On her mother's wings

  • Published
  • By Stephanie Newburg
  • Military Dependent
I always feel an exotic sort of pride when I claim Hawaii as the place I was born. I can also rattle off a long list of the different places, people and events I've seen since I was a little girl. I can tell the story of how my family and I became a part of the largest peacetime evacuation of military personnel and their families in history. We traveled across the ocean on the USS Abraham Lincoln during the 1991 Mount Pinatubo eruption in the Phillipeans.

However, I cannot tell you the name of the place where I grew up or the names of my best friends since childhood. I cannot tell you where my family's home has always been or what it feels like to re-visit the place I've always called home.

I am just one, of many, who are better known as "military brats," and to us, the entire world becomes our home, and travel and adaptation, our middle names.

As I look back upon my childhood as a "military brat," I remember those times when my mother's relocation orders would come in. We all dreaded it as kids.

It was never easy to say those painful goodbyes to our friends we had just made. We would promise to keep in touch with one another, but it never panned out. New friends were made and new environments became the latest home. To us, it seemed a never-ending bittersweet cycle: The orders come in, we packed, shed a few tears as we say goodbye, traveled on, got settled in, made new friends, got used to it, then when we started liking the new place and new friends, bang, new orders came in and the cycle started all over again.

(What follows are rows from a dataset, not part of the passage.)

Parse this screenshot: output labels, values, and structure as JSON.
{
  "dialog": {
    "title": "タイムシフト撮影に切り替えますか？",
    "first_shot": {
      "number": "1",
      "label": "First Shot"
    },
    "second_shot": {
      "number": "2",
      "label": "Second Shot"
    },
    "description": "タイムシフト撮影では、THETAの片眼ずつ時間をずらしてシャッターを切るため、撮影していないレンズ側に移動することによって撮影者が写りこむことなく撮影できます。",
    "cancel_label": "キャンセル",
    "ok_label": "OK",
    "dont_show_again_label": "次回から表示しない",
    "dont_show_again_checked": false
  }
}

It was rather unsettling, but, as I look back upon it, it gave us an incredible gift: the ability to adapt and become very comfortable in any environment we were placed in. It gave us a strength that makes "military brats" a unique and universal lot. It's a blessing I would never trade in for the names of my life-long childhood friends or for the "only place I've ever called my home." I mean, how many other kids get to say that they've lived all over the world before the age of 10?

So, as my mother celebrates her remarkable achievement of attaining the rank of colonel in the United States Air Force, I can say with pride, I have been along for the joy ride ever since the beginning of her service to our country.

I am proud of the choice she made for not only herself and her family, but for an entire nation.

I love that I was able to see so many different parts of the world and meet so many different people. I now see the world from a more universal perspective than many others are able to. Traveling the world and meeting with all the people of the world is a part of my work now, and it is all because of my mother's service in the Air Force. So I thank you, mother, and I thank you, Air Force, for the gifts and lifetime experiences that were both a challenge and a blessing. They helped the family to grow with a greater and more comprehensive worldview. We are all the better for it.